Beliau wafat tahun 1352 hijriyah.
Al-Albani : terakhir yang berpendapat bahwa
posisi tangan di dada adalah Al-Albani yang wafat di abad sekarang ini,
tepatnya tahun 1420 hijriyah. Pendapatnya dituliskan dalam kitab kontroversial,
Shifat Shalat Nabi.
Namun sebelum masa mereka, tidak ada
ulama yang mengatakan bahwa posisi tangan di dada.

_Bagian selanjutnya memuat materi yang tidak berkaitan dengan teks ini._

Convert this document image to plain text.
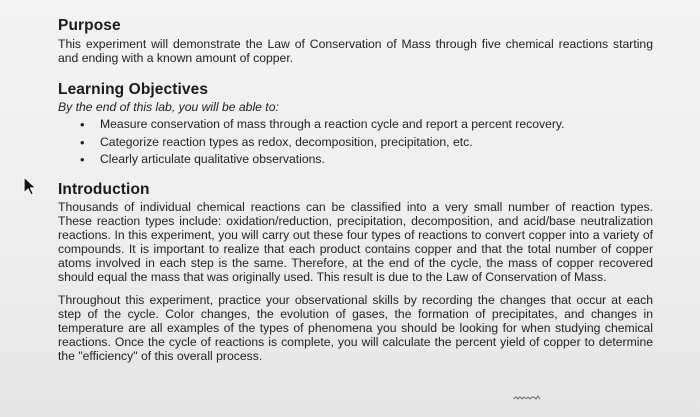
Purpose

This experiment will demonstrate the Law of Conservation of Mass through five chemical reactions starting and ending with a known amount of copper.

Learning Objectives

By the end of this lab, you will be able to:

• Measure conservation of mass through a reaction cycle and report a percent recovery.
• Categorize reaction types as redox, decomposition, precipitation, etc.
• Clearly articulate qualitative observations.
Introduction

Thousands of individual chemical reactions can be classified into a very small number of reaction types. These reaction types include: oxidation/reduction, precipitation, decomposition, and acid/base neutralization reactions. In this experiment, you will carry out these four types of reactions to convert copper into a variety of compounds. It is important to realize that each product contains copper and that the total number of copper atoms involved in each step is the same. Therefore, at the end of the cycle, the mass of copper recovered should equal the mass that was originally used. This result is due to the Law of Conservation of Mass.

Throughout this experiment, practice your observational skills by recording the changes that occur at each step of the cycle. Color changes, the evolution of gases, the formation of precipitates, and changes in temperature are all examples of the types of phenomena you should be looking for when studying chemical reactions. Once the cycle of reactions is complete, you will calculate the percent yield of copper to determine the "efficiency" of this overall process.
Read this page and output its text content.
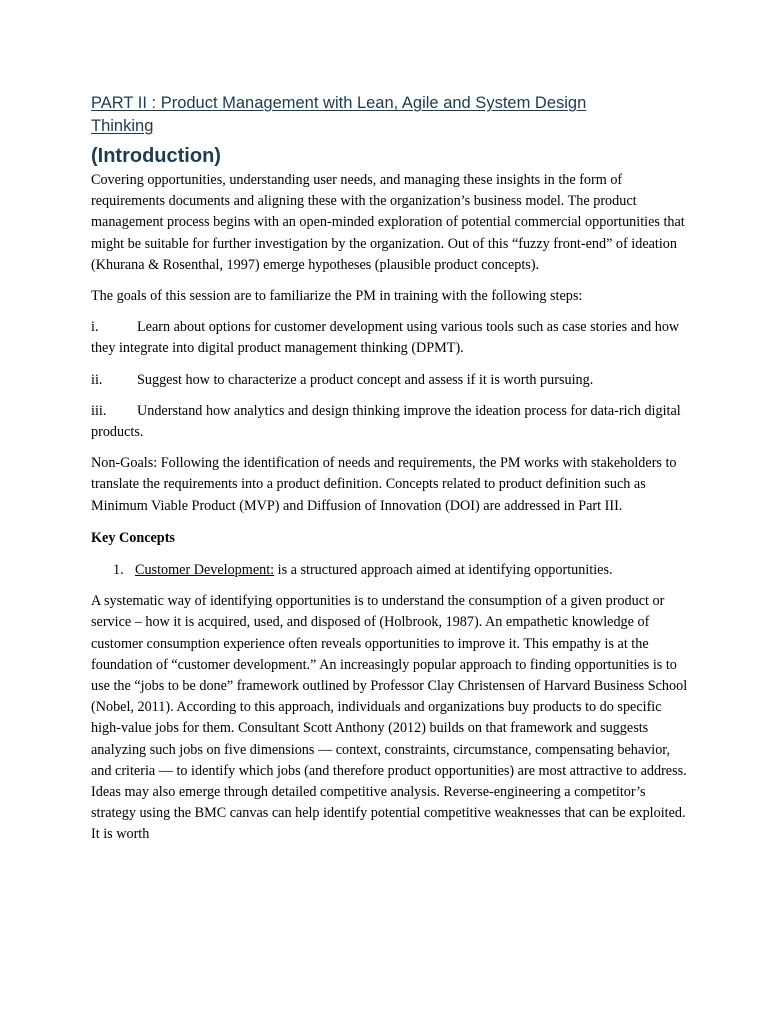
PART II : Product Management with Lean, Agile and System Design
Thinking
(Introduction)

Covering opportunities, understanding user needs, and managing these insights in the form of requirements documents and aligning these with the organization’s business model. The product management process begins with an open-minded exploration of potential commercial opportunities that might be suitable for further investigation by the organization. Out of this “fuzzy front-end” of ideation (Khurana & Rosenthal, 1997) emerge hypotheses (plausible product concepts).

The goals of this session are to familiarize the PM in training with the following steps:

i.	Learn about options for customer development using various tools such as case stories and how they integrate into digital product management thinking (DPMT).

ii. Suggest how to characterize a product concept and assess if it is worth pursuing.

iii. Understand how analytics and design thinking improve the ideation process for data-rich digital products.

Non-Goals: Following the identification of needs and requirements, the PM works with stakeholders to translate the requirements into a product definition. Concepts related to product definition such as Minimum Viable Product (MVP) and Diffusion of Innovation (DOI) are addressed in Part III.

Key Concepts

1. Customer Development: is a structured approach aimed at identifying opportunities.

A systematic way of identifying opportunities is to understand the consumption of a given product or service – how it is acquired, used, and disposed of (Holbrook, 1987). An empathetic knowledge of customer consumption experience often reveals opportunities to improve it. This empathy is at the foundation of “customer development.” An increasingly popular approach to finding opportunities is to use the “jobs to be done” framework outlined by Professor Clay Christensen of Harvard Business School (Nobel, 2011). According to this approach, individuals and organizations buy products to do specific high-value jobs for them. Consultant Scott Anthony (2012) builds on that framework and suggests analyzing such jobs on five dimensions — context, constraints, circumstance, compensating behavior, and criteria — to identify which jobs (and therefore product opportunities) are most attractive to address. Ideas may also emerge through detailed competitive analysis. Reverse-engineering a competitor’s strategy using the BMC canvas can help identify potential competitive weaknesses that can be exploited. It is worth
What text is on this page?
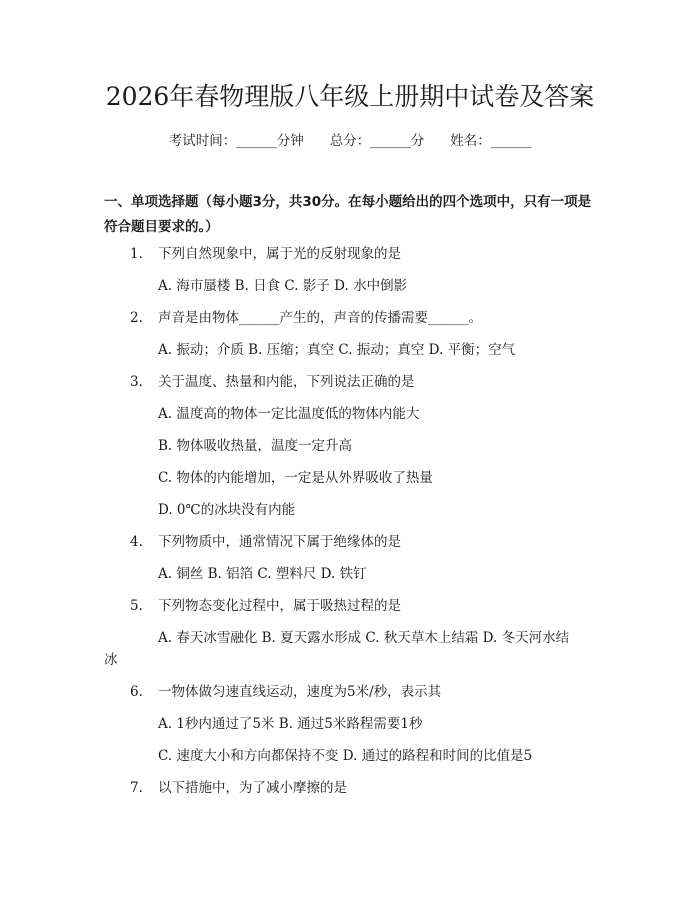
2026年春物理版八年级上册期中试卷及答案
考试时间：______分钟 总分：______分 姓名：______
一、单项选择题（每小题3分，共30分。在每小题给出的四个选项中，只有一项是符合题目要求的。）
1. 下列自然现象中，属于光的反射现象的是
A. 海市蜃楼 B. 日食 C. 影子 D. 水中倒影
2. 声音是由物体______产生的，声音的传播需要______。
A. 振动；介质 B. 压缩；真空 C. 振动；真空 D. 平衡；空气
3. 关于温度、热量和内能，下列说法正确的是
A. 温度高的物体一定比温度低的物体内能大
B. 物体吸收热量，温度一定升高
C. 物体的内能增加，一定是从外界吸收了热量
D. 0℃的冰块没有内能
4. 下列物质中，通常情况下属于绝缘体的是
A. 铜丝 B. 铝箔 C. 塑料尺 D. 铁钉
5. 下列物态变化过程中，属于吸热过程的是
A. 春天冰雪融化 B. 夏天露水形成 C. 秋天草木上结霜 D. 冬天河水结
冰
6. 一物体做匀速直线运动，速度为5米/秒，表示其
A. 1秒内通过了5米 B. 通过5米路程需要1秒
C. 速度大小和方向都保持不变 D. 通过的路程和时间的比值是5
7. 以下措施中，为了减小摩擦的是
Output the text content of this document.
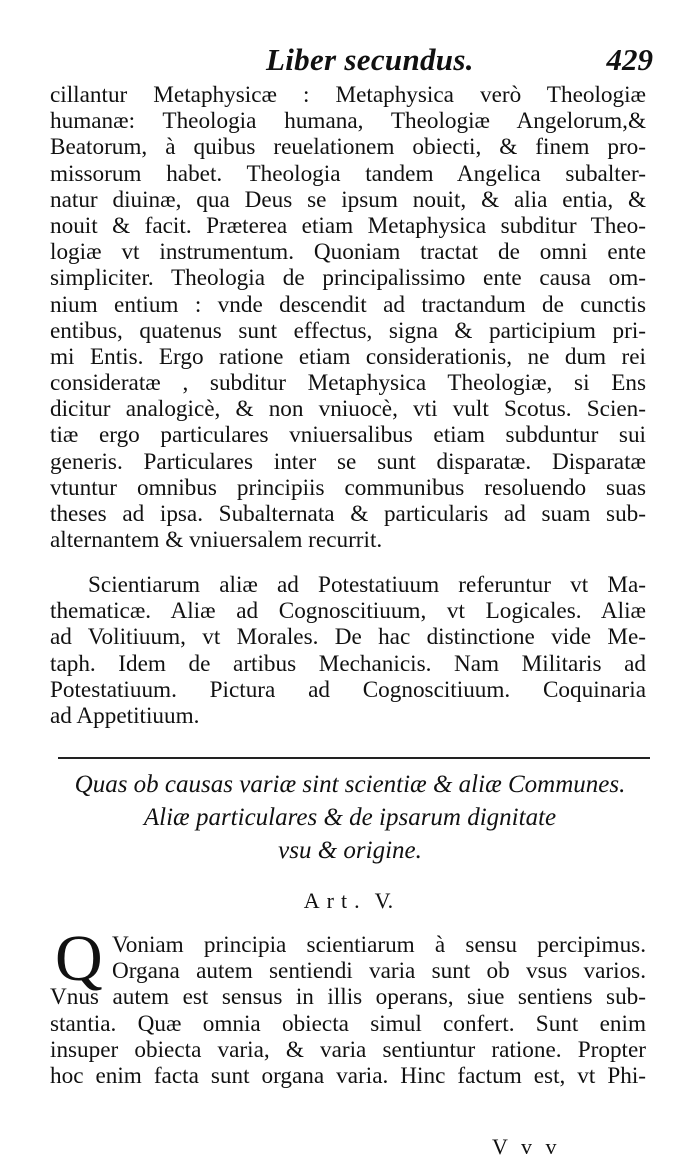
Liber secundus.	429
cillantur Metaphysicæ : Metaphysica verò Theologiæ
humanæ: Theologia humana, Theologiæ Angelorum,&
Beatorum, à quibus reuelationem obiecti, & finem pro-
missorum habet. Theologia tandem Angelica subalter-
natur diuinæ, qua Deus se ipsum nouit, & alia entia, &
nouit & facit. Præterea etiam Metaphysica subditur Theo-
logiæ vt instrumentum. Quoniam tractat de omni ente
simpliciter. Theologia de principalissimo ente causa om-
nium entium : vnde descendit ad tractandum de cunctis
entibus, quatenus sunt effectus, signa & participium pri-
mi Entis. Ergo ratione etiam considerationis, ne dum rei
consideratæ , subditur Metaphysica Theologiæ, si Ens
dicitur analogicè, & non vniuocè, vti vult Scotus. Scien-
tiæ ergo particulares vniuersalibus etiam subduntur sui
generis. Particulares inter se sunt disparatæ. Disparatæ
vtuntur omnibus principiis communibus resoluendo suas
theses ad ipsa. Subalternata & particularis ad suam sub-
alternantem & vniuersalem recurrit.
Scientiarum aliæ ad Potestatiuum referuntur vt Ma-
thematicæ. Aliæ ad Cognoscitiuum, vt Logicales. Aliæ
ad Volitiuum, vt Morales. De hac distinctione vide Me-
taph. Idem de artibus Mechanicis. Nam Militaris ad
Potestatiuum. Pictura ad Cognoscitiuum. Coquinaria
ad Appetitiuum.
Quas ob causas variæ sint scientiæ & aliæ Communes.
Aliæ particulares & de ipsarum dignitate
vsu & origine.
Art. V.
Q Voniam principia scientiarum à sensu percipimus.
Organa autem sentiendi varia sunt ob vsus varios.
Vnus autem est sensus in illis operans, siue sentiens sub-
stantia. Quæ omnia obiecta simul confert. Sunt enim
insuper obiecta varia, & varia sentiuntur ratione. Propter
hoc enim facta sunt organa varia. Hinc factum est, vt Phi-
V v v
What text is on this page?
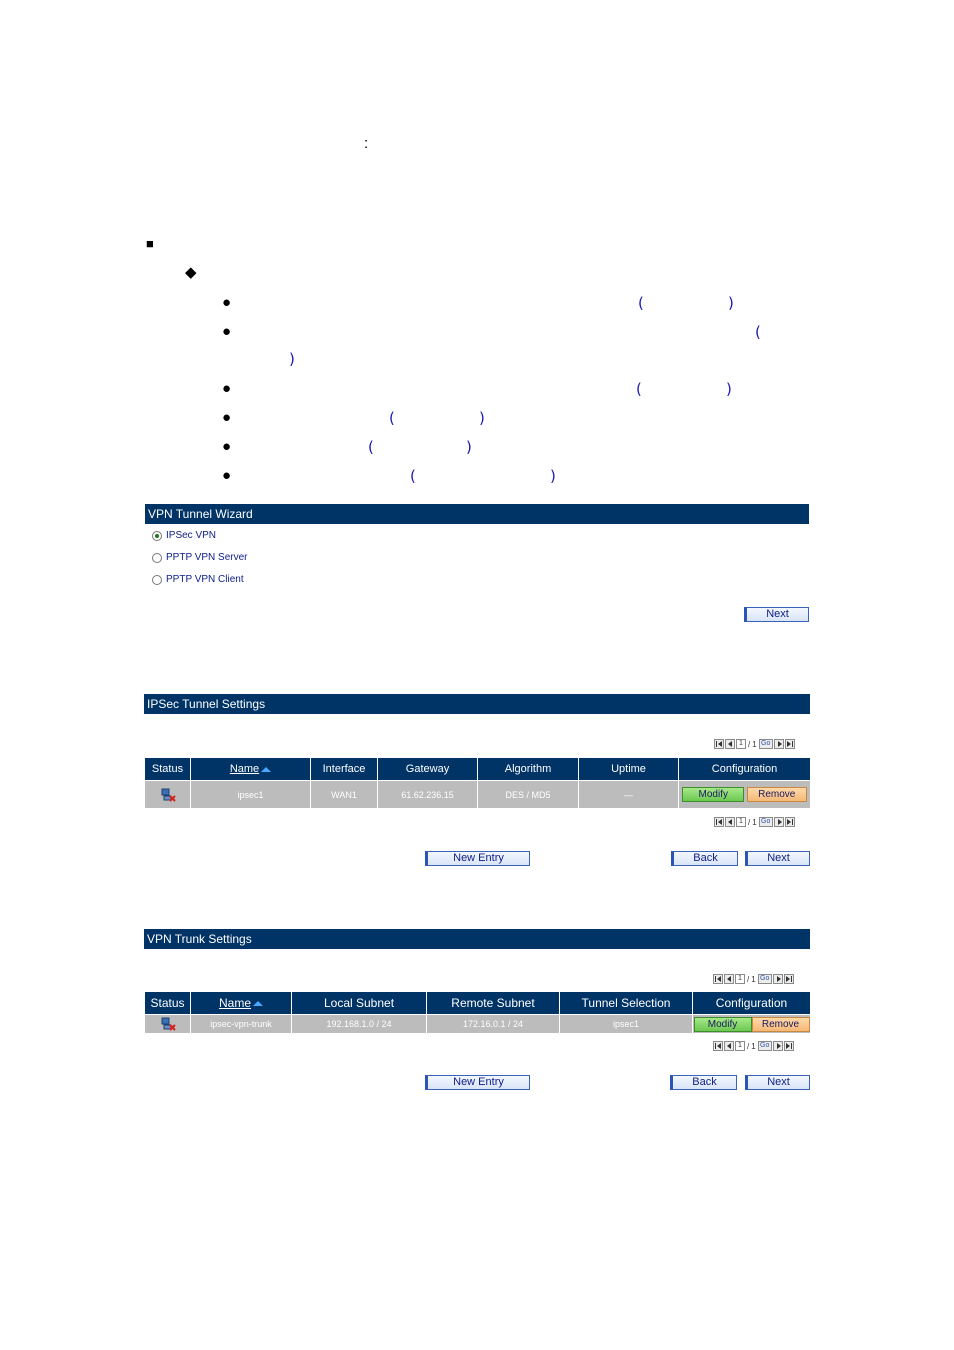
:
■
◆
●	(	)
●	(
)
●	(	)
●	(	)
●	(	)
●	(	)
VPN Tunnel Wizard
IPSec VPN
PPTP VPN Server
PPTP VPN Client
Next
IPSec Tunnel Settings
1 / 1 Go
Status	Name	Interface	Gateway	Algorithm	Uptime	Configuration
	ipsec1	WAN1	61.62.236.15	DES / MD5	—	Modify Remove
1 / 1 Go
New Entry	Back	Next
VPN Trunk Settings
1 / 1 Go
Status	Name	Local Subnet	Remote Subnet	Tunnel Selection	Configuration
	ipsec-vpn-trunk	192.168.1.0 / 24	172.16.0.1 / 24	ipsec1	Modify Remove
1 / 1 Go
New Entry	Back	Next
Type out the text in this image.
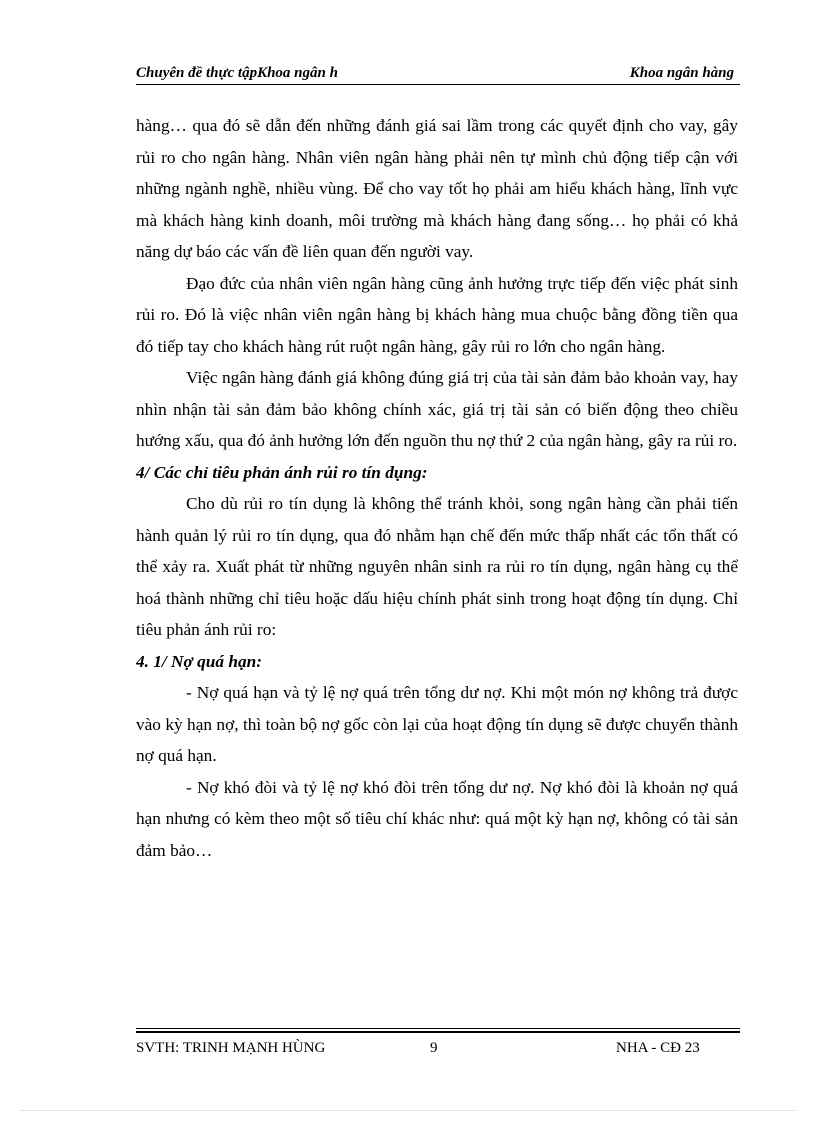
Chuyên đề thực tậpKhoa ngân h	Khoa ngân hàng

hàng… qua đó sẽ dẫn đến những đánh giá sai lầm trong các quyết định cho vay, gây rủi ro cho ngân hàng. Nhân viên ngân hàng phải nên tự mình chủ động tiếp cận với những ngành nghề, nhiều vùng. Để cho vay tốt họ phải am hiểu khách hàng, lĩnh vực mà khách hàng kinh doanh, môi trường mà khách hàng đang sống… họ phải có khả năng dự báo các vấn đề liên quan đến người vay.

Đạo đức của nhân viên ngân hàng cũng ảnh hưởng trực tiếp đến việc phát sinh rủi ro. Đó là việc nhân viên ngân hàng bị khách hàng mua chuộc bằng đồng tiền qua đó tiếp tay cho khách hàng rút ruột ngân hàng, gây rủi ro lớn cho ngân hàng.

Việc ngân hàng đánh giá không đúng giá trị của tài sản đảm bảo khoản vay, hay nhìn nhận tài sản đảm bảo không chính xác, giá trị tài sản có biến động theo chiều hướng xấu, qua đó ảnh hưởng lớn đến nguồn thu nợ thứ 2 của ngân hàng, gây ra rủi ro.

4/ Các chỉ tiêu phản ánh rủi ro tín dụng:

Cho dù rủi ro tín dụng là không thể tránh khỏi, song ngân hàng cần phải tiến hành quản lý rủi ro tín dụng, qua đó nhằm hạn chế đến mức thấp nhất các tổn thất có thể xảy ra. Xuất phát từ những nguyên nhân sinh ra rủi ro tín dụng, ngân hàng cụ thể hoá thành những chỉ tiêu hoặc dấu hiệu chính phát sinh trong hoạt động tín dụng. Chỉ tiêu phản ánh rủi ro:

4. 1/ Nợ quá hạn:

- Nợ quá hạn và tỷ lệ nợ quá trên tổng dư nợ. Khi một món nợ không trả được vào kỳ hạn nợ, thì toàn bộ nợ gốc còn lại của hoạt động tín dụng sẽ được chuyển thành nợ quá hạn.

- Nợ khó đòi và tỷ lệ nợ khó đòi trên tổng dư nợ. Nợ khó đòi là khoản nợ quá hạn nhưng có kèm theo một số tiêu chí khác như: quá một kỳ hạn nợ, không có tài sản đảm bảo…

SVTH: TRINH MẠNH HÙNG	9	NHA - CĐ 23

Setelah syariah Islam
berusia 12 abad di dunia, barulah muncul pendapat yang mengatakan bahwa posisi
tangan di dada.
Keliru Dalam Penisbatan
Memang ada kalangan tertentu yang
menisbatkan pendapat ini kepada ulama salaf, tetapi setelah diteliti lebih
dalam, ternyata penisbatan itu kurang tepat penisbatan itu.
Misalnya Imam al-Qurthubi (w. 671 H)
menisbatkan pendapat ini kepada Shahabat Ali bin Abi Thalib (al-Qurthubi w. 671
H, Tafsir al-Qurthubi, h. 8/ 7311). Tetapi penisbatan ini tidak tepat.
(Muhammad Syamsul Haq al-Adzimabadi w. 1329 H, at-Ta’liq al-Mughni, h.
1/ 285).
Ali bin Abu Bakar al-Marghinani
al-Hanafi (w. 593 H) menisbatkan pendapat ini kepada Imam as-Syafi’i (w. 204 H)
dalam kitabnya al-Hidayah fi Syarh Bidayat al-Mubtadi’, h. 1/ 47.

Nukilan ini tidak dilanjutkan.